Schmidt Augusto Frederico, Rojas-Moscoso Julio Alejandro, Gonçalves Frances Lilian Lanhellas, Gallindo Rodrigo Melo, Mónica Fabíola Zakia, Antunes Edson, Figueira Rebeca Lopes, Sbragia Lourenço
Cincinnati Children's Hospital Medical Center, Cincinnati, OH, USA.
Pediatr Surg Int. 2013 May;29(5):489-94. doi: 10.1007/s00383-012-3238-8. Epub 2012 Dec 27.
Congenital diaphragmatic hernia (CDH) is associated with pulmonary hypertension which is often difficult to manage and a significant cause of morbidity and mortality. Our aim was to study the pulmonary artery reactivity in an animal model of CDH.
To investigate the reactivity of the aorta and left pulmonary artery in a rabbit model of CDH, we studied the in vitro responses to the α1-adrenoceptor agonist phenylephrine (PE) and to both the muscarinic receptor agonist (ACh) and the nitric oxide (NO) donor sodium nitroprusside (SNP). Rabbits underwent surgery at 25 days of gestation. CDH was created in one fetus per horn (n = 8). Remaining fetuses were considered controls (n = 18). At term (30 days), the lung, left pulmonary artery, and aorta were dissected. In a separate group, endothelium was mechanically removed.

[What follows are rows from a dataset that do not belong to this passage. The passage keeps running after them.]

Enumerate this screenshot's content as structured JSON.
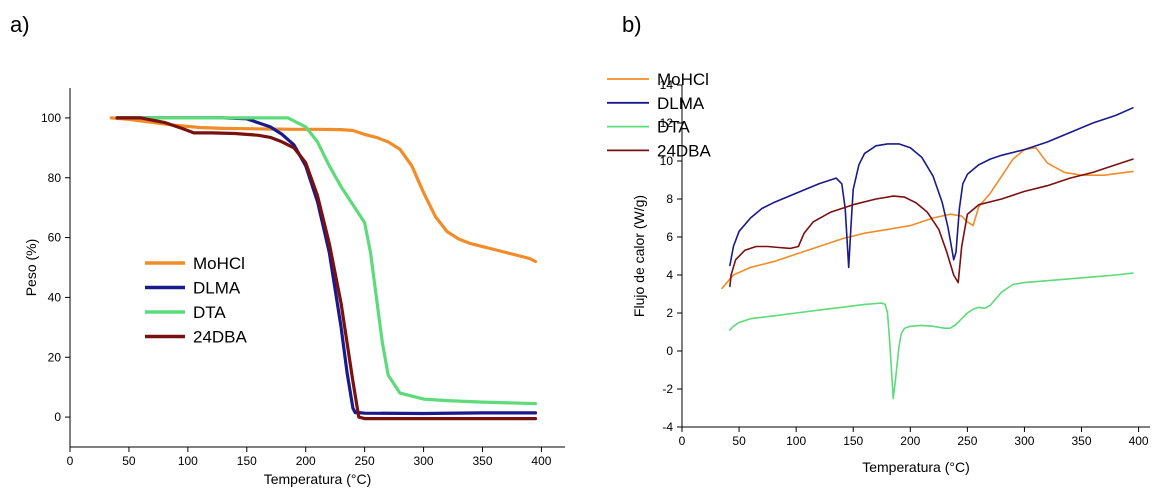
{
  "panels": {
    "a_label": "a)",
    "b_label": "b)"
  },
  "chart_data": [
    {
      "type": "line",
      "title": "",
      "xlabel": "Temperatura (°C)",
      "ylabel": "Peso (%)",
      "xlim": [
        0,
        420
      ],
      "ylim": [
        -10,
        110
      ],
      "xticks": [
        0,
        50,
        100,
        150,
        200,
        250,
        300,
        350,
        400
      ],
      "yticks": [
        0,
        20,
        40,
        60,
        80,
        100
      ],
      "grid": false,
      "legend_position": "lower-left",
      "series": [
        {
          "name": "MoHCl",
          "color": "#f28c28",
          "x": [
            35,
            50,
            70,
            90,
            110,
            130,
            150,
            170,
            190,
            210,
            230,
            240,
            250,
            260,
            270,
            280,
            290,
            300,
            310,
            320,
            330,
            340,
            350,
            360,
            370,
            380,
            390,
            395
          ],
          "y": [
            100,
            99.5,
            98.5,
            97.5,
            96.8,
            96.5,
            96.4,
            96.3,
            96.2,
            96.2,
            96.1,
            95.8,
            94.5,
            93.5,
            92,
            89.5,
            84,
            75,
            67,
            62,
            59.5,
            58,
            57,
            56,
            55,
            54,
            53,
            52
          ]
        },
        {
          "name": "DLMA",
          "color": "#1a1a8c",
          "x": [
            40,
            60,
            80,
            90,
            100,
            110,
            130,
            150,
            170,
            180,
            190,
            200,
            210,
            220,
            230,
            235,
            240,
            242,
            245,
            250,
            300,
            350,
            395
          ],
          "y": [
            100,
            100,
            100,
            100,
            100,
            100,
            100,
            99.7,
            97,
            94.5,
            91,
            84,
            72,
            55,
            30,
            15,
            3,
            1.5,
            1.5,
            1.3,
            1.2,
            1.4,
            1.4
          ]
        },
        {
          "name": "DTA",
          "color": "#5ddb7a",
          "x": [
            40,
            80,
            120,
            160,
            185,
            200,
            210,
            220,
            230,
            240,
            250,
            255,
            260,
            265,
            270,
            280,
            290,
            300,
            320,
            350,
            395
          ],
          "y": [
            100,
            100,
            100,
            100,
            100,
            97,
            92,
            84,
            77,
            71,
            65,
            55,
            40,
            25,
            14,
            8,
            7,
            6,
            5.5,
            5,
            4.5
          ]
        },
        {
          "name": "24DBA",
          "color": "#7a1010",
          "x": [
            40,
            60,
            80,
            95,
            105,
            120,
            140,
            160,
            170,
            180,
            190,
            200,
            210,
            220,
            230,
            240,
            245,
            250,
            300,
            350,
            395
          ],
          "y": [
            100,
            100,
            98.5,
            96.5,
            95,
            95,
            94.8,
            94.2,
            93.5,
            92,
            90,
            85,
            74,
            58,
            38,
            12,
            0,
            -0.5,
            -0.5,
            -0.5,
            -0.5
          ]
        }
      ]
    },
    {
      "type": "line",
      "title": "",
      "xlabel": "Temperatura (°C)",
      "ylabel": "Flujo de calor (W/g)",
      "xlim": [
        0,
        410
      ],
      "ylim": [
        -4,
        14
      ],
      "xticks": [
        0,
        50,
        100,
        150,
        200,
        250,
        300,
        350,
        400
      ],
      "yticks": [
        -4,
        -2,
        0,
        2,
        4,
        6,
        8,
        10,
        12,
        14
      ],
      "grid": false,
      "legend_position": "top-left",
      "series": [
        {
          "name": "MoHCl",
          "color": "#f28c28",
          "x": [
            35,
            45,
            60,
            80,
            100,
            120,
            140,
            160,
            180,
            200,
            220,
            235,
            245,
            250,
            255,
            260,
            270,
            280,
            290,
            300,
            310,
            320,
            335,
            350,
            370,
            395
          ],
          "y": [
            3.3,
            4.0,
            4.4,
            4.7,
            5.1,
            5.5,
            5.9,
            6.2,
            6.4,
            6.6,
            7.0,
            7.2,
            7.1,
            6.8,
            6.6,
            7.6,
            8.3,
            9.2,
            10.1,
            10.6,
            10.7,
            9.9,
            9.4,
            9.25,
            9.25,
            9.45
          ]
        },
        {
          "name": "DLMA",
          "color": "#1a1a8c",
          "x": [
            42,
            45,
            50,
            60,
            70,
            80,
            100,
            120,
            135,
            140,
            143,
            146,
            148,
            150,
            155,
            160,
            170,
            180,
            190,
            200,
            210,
            220,
            228,
            233,
            236,
            238,
            240,
            243,
            246,
            250,
            260,
            270,
            280,
            300,
            320,
            340,
            360,
            380,
            395
          ],
          "y": [
            4.5,
            5.5,
            6.3,
            7.0,
            7.5,
            7.8,
            8.3,
            8.8,
            9.1,
            8.8,
            7.5,
            4.4,
            6.5,
            8.5,
            9.8,
            10.4,
            10.8,
            10.9,
            10.9,
            10.7,
            10.2,
            9.2,
            7.8,
            6.5,
            5.5,
            4.8,
            5.2,
            7.5,
            8.8,
            9.3,
            9.8,
            10.1,
            10.3,
            10.6,
            11.0,
            11.5,
            12.0,
            12.4,
            12.8
          ]
        },
        {
          "name": "DTA",
          "color": "#5ddb7a",
          "x": [
            42,
            45,
            50,
            60,
            80,
            100,
            120,
            140,
            160,
            170,
            175,
            178,
            180,
            182,
            185,
            187,
            190,
            192,
            195,
            200,
            210,
            220,
            230,
            235,
            240,
            245,
            250,
            255,
            260,
            265,
            270,
            280,
            290,
            300,
            320,
            340,
            360,
            380,
            395
          ],
          "y": [
            1.1,
            1.3,
            1.5,
            1.7,
            1.85,
            2.0,
            2.15,
            2.3,
            2.45,
            2.5,
            2.52,
            2.45,
            2.0,
            0.5,
            -2.5,
            -1.5,
            0.2,
            0.9,
            1.2,
            1.3,
            1.35,
            1.3,
            1.2,
            1.2,
            1.4,
            1.7,
            2.0,
            2.2,
            2.3,
            2.25,
            2.4,
            3.1,
            3.5,
            3.6,
            3.7,
            3.8,
            3.9,
            4.0,
            4.1
          ]
        },
        {
          "name": "24DBA",
          "color": "#7a1010",
          "x": [
            42,
            43,
            47,
            55,
            65,
            75,
            85,
            95,
            102,
            107,
            115,
            130,
            150,
            170,
            185,
            195,
            205,
            215,
            225,
            232,
            238,
            242,
            245,
            250,
            260,
            280,
            300,
            320,
            340,
            360,
            380,
            395
          ],
          "y": [
            3.4,
            4.0,
            4.8,
            5.3,
            5.5,
            5.5,
            5.45,
            5.4,
            5.5,
            6.2,
            6.8,
            7.3,
            7.7,
            8.0,
            8.15,
            8.1,
            7.8,
            7.3,
            6.4,
            5.2,
            4.0,
            3.6,
            5.5,
            7.2,
            7.7,
            8.0,
            8.4,
            8.7,
            9.1,
            9.4,
            9.8,
            10.1
          ]
        }
      ]
    }
  ]
}
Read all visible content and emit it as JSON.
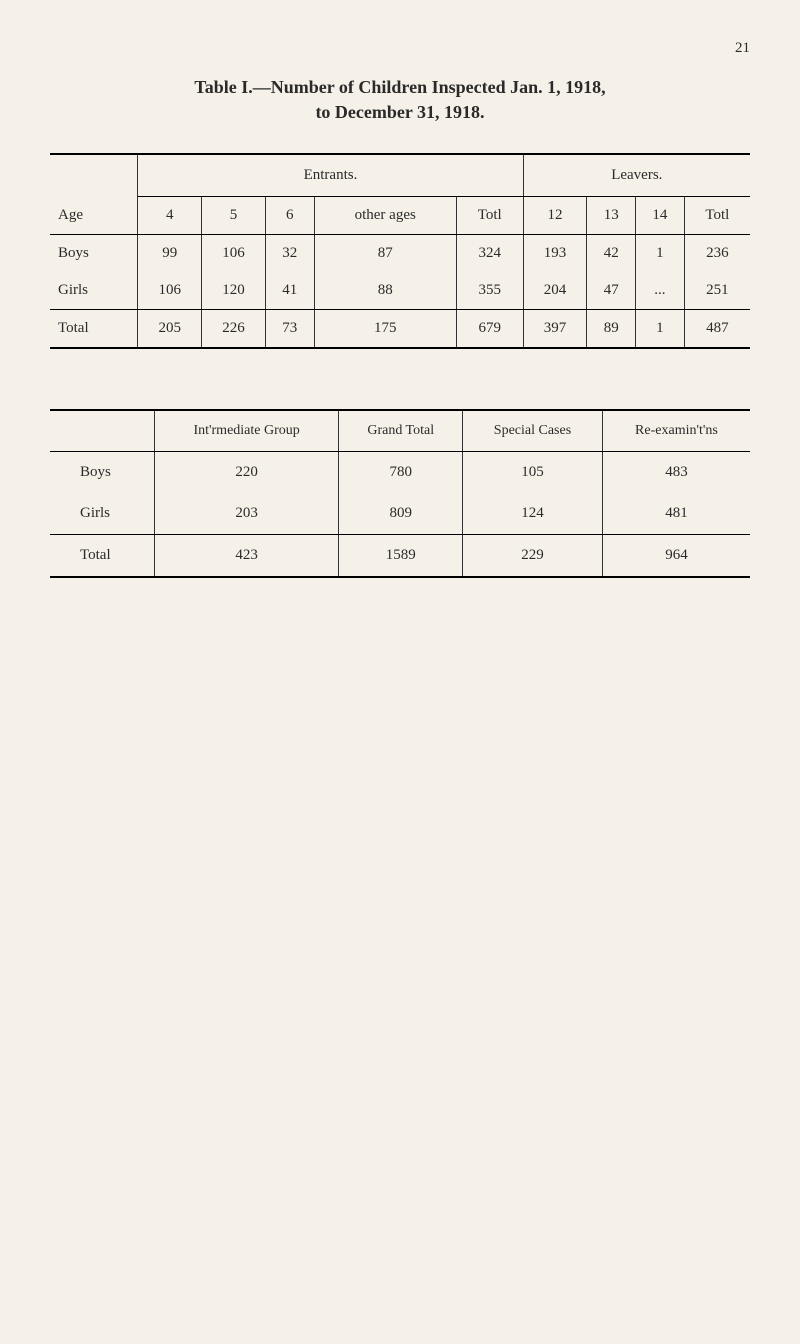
{
  "page_number": "21",
  "title": {
    "line1": "Table I.—Number of Children Inspected Jan. 1, 1918,",
    "line2": "to December 31, 1918."
  },
  "table1": {
    "group_headers": {
      "entrants": "Entrants.",
      "leavers": "Leavers."
    },
    "columns": {
      "age": "Age",
      "c4": "4",
      "c5": "5",
      "c6": "6",
      "other_ages": "other ages",
      "totl1": "Totl",
      "c12": "12",
      "c13": "13",
      "c14": "14",
      "totl2": "Totl"
    },
    "rows": [
      {
        "label": "Boys",
        "c4": "99",
        "c5": "106",
        "c6": "32",
        "other": "87",
        "t1": "324",
        "c12": "193",
        "c13": "42",
        "c14": "1",
        "t2": "236"
      },
      {
        "label": "Girls",
        "c4": "106",
        "c5": "120",
        "c6": "41",
        "other": "88",
        "t1": "355",
        "c12": "204",
        "c13": "47",
        "c14": "...",
        "t2": "251"
      }
    ],
    "total": {
      "label": "Total",
      "c4": "205",
      "c5": "226",
      "c6": "73",
      "other": "175",
      "t1": "679",
      "c12": "397",
      "c13": "89",
      "c14": "1",
      "t2": "487"
    }
  },
  "table2": {
    "columns": {
      "blank": "",
      "intermediate": "Int'rmediate Group",
      "grand": "Grand Total",
      "special": "Special Cases",
      "reexam": "Re-examin't'ns"
    },
    "rows": [
      {
        "label": "Boys",
        "inter": "220",
        "grand": "780",
        "special": "105",
        "reexam": "483"
      },
      {
        "label": "Girls",
        "inter": "203",
        "grand": "809",
        "special": "124",
        "reexam": "481"
      }
    ],
    "total": {
      "label": "Total",
      "inter": "423",
      "grand": "1589",
      "special": "229",
      "reexam": "964"
    }
  },
  "style": {
    "background_color": "#f5f1e8",
    "text_color": "#2a2a2a",
    "font_family": "Georgia, serif",
    "heavy_border": "2.5px solid #000",
    "light_border": "1px solid #333"
  }
}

There were no differences in the contractile and relaxing responses of aorta in all groups. In left pulmonary artery, PE-induced contractions were significantly greater (p < 0.05) in CDH when compared with control group. The increased responsiveness to PE in CDH group was similar to that found in pulmonary artery without endothelium. The ACh-induced pulmonary artery relaxation was markedly reduced in CDH when compared with control group (p < 0.05), whereas no differences were found for SNP.
Our results show increased contractility and impairment in endothelium-dependent relaxation of pulmonary artery in CDH, mimicking an endothelial dysfunction, with preserved response to endothelium-independent mechanism.
先天性膈疝(CDH)与肺动脉高压相关,肺动脉高压常常难以控制,是发病和死亡的重要原因。我们的目的是在CDH动物模型中研究肺动脉反应性。
为了研究CDH兔模型中主动脉和左肺动脉的反应性,我们研究了对α1肾上腺素能受体激动剂去氧肾上腺素(PE)、毒蕈碱受体激动剂(ACh)和一氧化氮(NO)供体硝普钠(SNP)的体外反应。兔子在妊娠25天时接受手术。每个子宫角的一个胎儿制造CDH(n = 8)。其余胎儿作为对照组(n = 18)。足月时(30天),解剖肺、左肺动脉和主动脉。在另一组中,机械去除内皮。
所有组中主动脉的收缩和舒张反应没有差异。在左肺动脉中,与对照组相比,CDH组中PE诱导的收缩明显更大(p < 0.05)。CDH组中对PE反应性的增加与无内皮的肺动脉中发现的情况相似。与对照组相比,CDH组中ACh诱导的肺动脉舒张明显降低(p < 0.05),而SNP方面未发现差异。
我们的结果显示,CDH中肺动脉的收缩性增加且内皮依赖性舒张受损,模拟了内皮功能障碍,而对非内皮依赖性机制的反应保留。